The gallery of ghouls on view includes prints, oils, drawings, photographs, book dust jackets and film stills. Owens has curated a wonderful range of images, from evil revenants to willowy women in white floating around four-poster beds. Those gothic-obsessed Victorians—Rossetti, Millais and Holman Hunt—are well covered. Later, Paul Nash created wartime ghost stories in watercolor and Rachel Whiteread made eerie plaster casts.

Each era provides a new lens on the subject, explains Owens. The Reformation did away with the notion of purgatory, changing the reasoning for a ghost’s presence. In the 19th century they were uninvited guests at country house weekends.
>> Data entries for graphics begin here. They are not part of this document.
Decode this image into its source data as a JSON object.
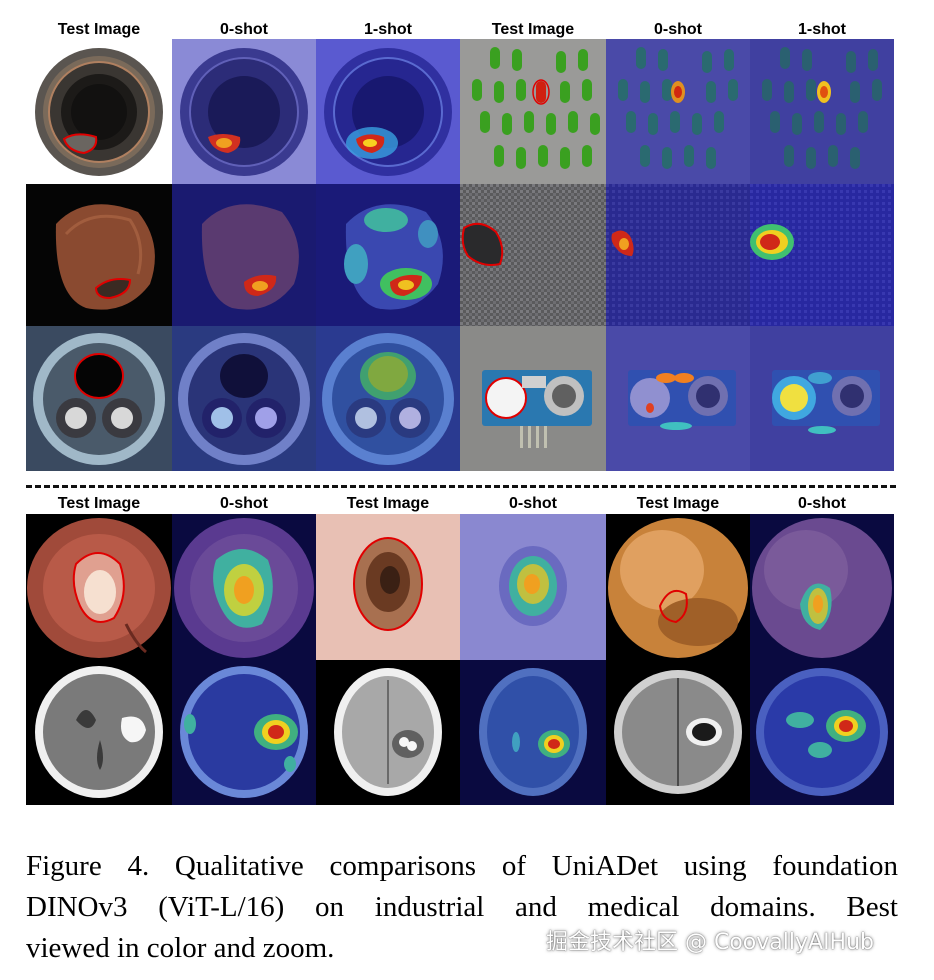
{
  "top_headers": [
    "Test Image",
    "0-shot",
    "1-shot",
    "Test Image",
    "0-shot",
    "1-shot"
  ],
  "bottom_headers": [
    "Test Image",
    "0-shot",
    "Test Image",
    "0-shot",
    "Test Image",
    "0-shot"
  ],
  "caption": {
    "line1": "Figure 4.  Qualitative comparisons of UniADet using foundation",
    "line2": "DINOv3  (ViT-L/16)  on  industrial  and  medical  domains.   Best",
    "line3": "viewed in color and zoom."
  },
  "watermark": "掘金技术社区 @ CoovallyAIHub",
  "samples": {
    "industrial": [
      "bottle",
      "pills",
      "hazelnut",
      "carpet",
      "cable",
      "pcb-sensor"
    ],
    "medical": [
      "colon-polyp",
      "skin-lesion",
      "endoscopy",
      "brain-ct",
      "brain-mri",
      "brain-mri-2"
    ]
  }
}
More recently, they have become vehicles for psychological and social narratives.

There are even ghosts in conceptual art: on 1 July 2016, to mark the centenary of the first day of the Battle of the Somme, more than 1,500 men dressed in First World War uniforms silently mingled with commuters all over Britain in Jeremy Deller’s performance work We’re Here Because We’re Here. Owens has written an illuminating—dare one say, haunting—book about artistic endeavor and existential curiosity.

 

*The Ghost: A Cultural History is published by Tate

Hiroshige: Prints and Drawings by Matthi Forrer

Utagawa Hiroshige, Sudden Shower over Shin-Ōhashi Bridge and Atake from the series One Hundred Famous Views of Edo (1857) © Honolulu Museum of Art

“The trick would be to put the bridge at an angle for some compositional tension … and miss the graffiti on the walls,” observes Robert Kincaid, the fictional grizzled 1960s photographer in the 1995 film The Bridges of Madison County. A century earlier, Hiroshige, the 19th-century Japanese firefighter-turned-printmaker had similar concerns—albeit without the graffiti issue.

Utagawa Hiroshige created magnificent woodblock prints that captured the natural beauty and bustling life in and around Kyoto, Osaka and, in particular, Edo (now Tokyo). A key and constant motif in these prints—or “Famous Views” as he called them—are the bridges that cross the bays and large rivers, as well as the myriad streams and tributaries that lace through the landscape. 

“Edo’s bridges figure abundantly in his views,” acknowledges Matthi Forrer in Hiroshige: Prints and Drawings, a beautifully presented new monograph on the artist. Ferrer, who is curator of Japanese Arts at the National Museum of Ethnology in Leiden, is a superb guide to the artist’s series, working practices and thematic interests.

Hiroshige’s bridges create narratives. Tradesmen, merchants, locals and visitors, are momentarily caught on a temporary stage. Here they experience life’s theatre: huge bridges teem with the flow of commuters; small ones provide humpback havens for women to talk; on toll bridges, samurai cross for free.

Sometimes the structures’ beams, struts and towers frame the surroundings; in others, a bridge is itself bordered by cherry blossom. Hiroshige pictures them in snow, rain and sun. There are bridges in winter nocturnes and summer idylls. Above them, kites hover and fireworks explode. The reproductions here are stunning, printed on looped paper stock. It is perhaps the finest art monograph of the year.

Hiroshige’s influence traversed continents and centuries. Pissarro called him a “marvelous Impressionist”—Monet and Van Gogh were equally enamored—and Whistler looked to him for inspiration when painting London’s Battersea Bridge in the green-black light of the night. Even Hergé was stirred by his themes: Tintin dashes across a lot of railway, road and rope bridges. As Hiroshige noted, these periods of transit create both drama and quietude alike.